I recently went skydiving. And while that was exciting and everything, all I could think about was how to make it better. There were obvious choices involving silly string and diet cola, but I wanted to think of something that wasn’t already to trite and old. I said, “Hey, what about a food fight?” Been done. I thought, “What if I brought up a kiddie pool filled with Jello?” Both impractical and unoriginal. I think Roger Federer and his wife did that on their honeymoon. What about playing golf, like Alan Shepard on the moon in 1971? I don’t like golf – I find it tiresome and the ball to be too small. But I guess I kinda, sorta like tennis. So…yes, of course – skydive tennis.

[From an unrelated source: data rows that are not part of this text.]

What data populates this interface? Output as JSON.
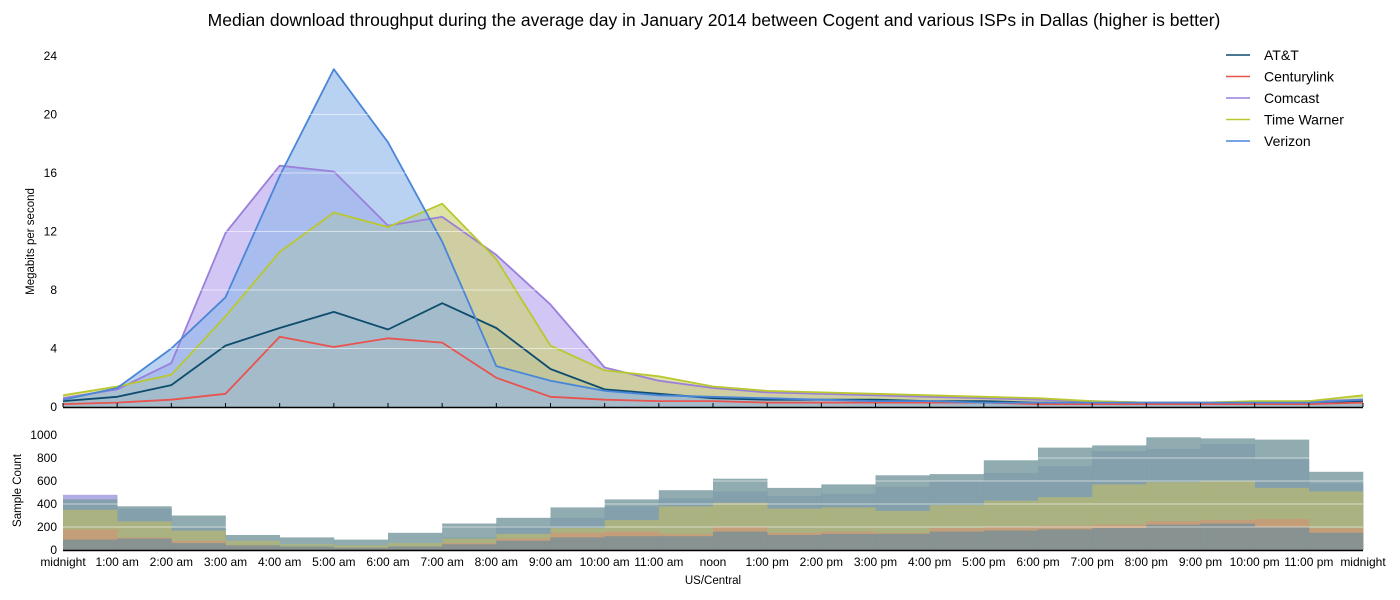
{
  "chart_data": [
    {
      "type": "area",
      "title": "Median download throughput during the average day in January 2014 between Cogent and various ISPs in Dallas (higher is better)",
      "xlabel": "",
      "ylabel": "Megabits per second",
      "ylim": [
        0,
        24
      ],
      "yticks": [
        0,
        4,
        8,
        12,
        16,
        20,
        24
      ],
      "grid": "horizontal",
      "legend_position": "top-right",
      "x": [
        "midnight",
        "1:00 am",
        "2:00 am",
        "3:00 am",
        "4:00 am",
        "5:00 am",
        "6:00 am",
        "7:00 am",
        "8:00 am",
        "9:00 am",
        "10:00 am",
        "11:00 am",
        "noon",
        "1:00 pm",
        "2:00 pm",
        "3:00 pm",
        "4:00 pm",
        "5:00 pm",
        "6:00 pm",
        "7:00 pm",
        "8:00 pm",
        "9:00 pm",
        "10:00 pm",
        "11:00 pm",
        "midnight"
      ],
      "series": [
        {
          "name": "AT&T",
          "color": "#0e4c6e",
          "fill": "#7aa0a8",
          "values": [
            0.4,
            0.7,
            1.5,
            4.2,
            5.4,
            6.5,
            5.3,
            7.1,
            5.4,
            2.6,
            1.2,
            0.9,
            0.6,
            0.5,
            0.5,
            0.5,
            0.4,
            0.4,
            0.3,
            0.3,
            0.3,
            0.3,
            0.3,
            0.3,
            0.4
          ]
        },
        {
          "name": "Centurylink",
          "color": "#e8534f",
          "fill": "#e8a07a",
          "values": [
            0.2,
            0.3,
            0.5,
            0.9,
            4.8,
            4.1,
            4.7,
            4.4,
            2.0,
            0.7,
            0.5,
            0.4,
            0.4,
            0.3,
            0.3,
            0.3,
            0.3,
            0.3,
            0.2,
            0.2,
            0.2,
            0.2,
            0.2,
            0.2,
            0.3
          ]
        },
        {
          "name": "Comcast",
          "color": "#9b7fdb",
          "fill": "#b6a3ee",
          "values": [
            0.6,
            1.2,
            3.0,
            11.9,
            16.5,
            16.1,
            12.4,
            13.0,
            10.4,
            7.0,
            2.7,
            1.8,
            1.3,
            1.0,
            0.9,
            0.8,
            0.7,
            0.6,
            0.5,
            0.4,
            0.3,
            0.3,
            0.3,
            0.4,
            0.5
          ]
        },
        {
          "name": "Time Warner",
          "color": "#b9c82e",
          "fill": "#ccd470",
          "values": [
            0.8,
            1.4,
            2.2,
            6.2,
            10.6,
            13.3,
            12.3,
            13.9,
            10.1,
            4.2,
            2.5,
            2.1,
            1.4,
            1.1,
            1.0,
            0.9,
            0.8,
            0.7,
            0.6,
            0.4,
            0.3,
            0.3,
            0.4,
            0.4,
            0.8
          ]
        },
        {
          "name": "Verizon",
          "color": "#4a86d8",
          "fill": "#90b6ea",
          "values": [
            0.5,
            1.3,
            4.0,
            7.5,
            15.8,
            23.1,
            18.1,
            11.3,
            2.8,
            1.8,
            1.1,
            0.8,
            0.7,
            0.6,
            0.5,
            0.4,
            0.4,
            0.3,
            0.3,
            0.3,
            0.3,
            0.3,
            0.3,
            0.3,
            0.5
          ]
        }
      ]
    },
    {
      "type": "bar",
      "title": "",
      "xlabel": "US/Central",
      "ylabel": "Sample Count",
      "ylim": [
        0,
        1000
      ],
      "yticks": [
        0,
        200,
        400,
        600,
        800,
        1000
      ],
      "grid": "horizontal",
      "categories": [
        "midnight",
        "1:00 am",
        "2:00 am",
        "3:00 am",
        "4:00 am",
        "5:00 am",
        "6:00 am",
        "7:00 am",
        "8:00 am",
        "9:00 am",
        "10:00 am",
        "11:00 am",
        "noon",
        "1:00 pm",
        "2:00 pm",
        "3:00 pm",
        "4:00 pm",
        "5:00 pm",
        "6:00 pm",
        "7:00 pm",
        "8:00 pm",
        "9:00 pm",
        "10:00 pm",
        "11:00 pm"
      ],
      "tick_labels": [
        "midnight",
        "1:00 am",
        "2:00 am",
        "3:00 am",
        "4:00 am",
        "5:00 am",
        "6:00 am",
        "7:00 am",
        "8:00 am",
        "9:00 am",
        "10:00 am",
        "11:00 am",
        "noon",
        "1:00 pm",
        "2:00 pm",
        "3:00 pm",
        "4:00 pm",
        "5:00 pm",
        "6:00 pm",
        "7:00 pm",
        "8:00 pm",
        "9:00 pm",
        "10:00 pm",
        "11:00 pm",
        "midnight"
      ],
      "series": [
        {
          "name": "Comcast",
          "fill": "#a39ce0",
          "values": [
            480,
            360,
            190,
            60,
            40,
            30,
            50,
            110,
            210,
            280,
            380,
            450,
            510,
            470,
            490,
            550,
            600,
            670,
            730,
            860,
            880,
            920,
            790,
            580
          ]
        },
        {
          "name": "Verizon",
          "fill": "#7d9ea2",
          "values": [
            440,
            380,
            300,
            130,
            110,
            90,
            150,
            230,
            280,
            370,
            440,
            520,
            620,
            540,
            570,
            650,
            660,
            780,
            890,
            910,
            980,
            970,
            960,
            680
          ]
        },
        {
          "name": "Time Warner",
          "fill": "#b0b57a",
          "values": [
            350,
            250,
            170,
            80,
            50,
            40,
            60,
            100,
            140,
            190,
            260,
            380,
            410,
            360,
            370,
            340,
            390,
            430,
            460,
            570,
            590,
            600,
            540,
            510
          ]
        },
        {
          "name": "Centurylink",
          "fill": "#c89a78",
          "values": [
            180,
            110,
            80,
            40,
            20,
            20,
            30,
            60,
            100,
            150,
            160,
            140,
            200,
            150,
            160,
            150,
            190,
            200,
            210,
            220,
            250,
            260,
            270,
            190
          ]
        },
        {
          "name": "AT&T",
          "fill": "#7d8f95",
          "values": [
            90,
            100,
            60,
            40,
            30,
            20,
            30,
            50,
            80,
            110,
            120,
            120,
            160,
            130,
            140,
            140,
            160,
            170,
            180,
            190,
            220,
            230,
            200,
            150
          ]
        }
      ]
    }
  ]
}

So I tried this. I went up into an airplane and dove out and hit the specially-weighted ball, but it just flew to my diving partner. To tell you the truth, I fell asleep for a few moments during the descent, only awaking to release my parachute and lazily bounce back a ball. I fell to Earth thinking, “This is okay.” Nothing more than an okay. I went home and juggled chainsaws and breathed fire while watching
Rafael Nadal reruns on TV. I continued to think about that floating ball, like the quarter I used to hold on those drop rides at the fair. It had potential, but tapping into it at the right place was the challenge. Needless to say, I couldn’t stop thinking about my tennis skydiving.
But how boring it was. How could it be any more extreme? I could, perhaps, learn to fly a small bi-wing plane, fly up over a rural area with a friend, and climb onto the top wing, specially filled with a net and painted tennis lines. Yes, that is the solution to my problems.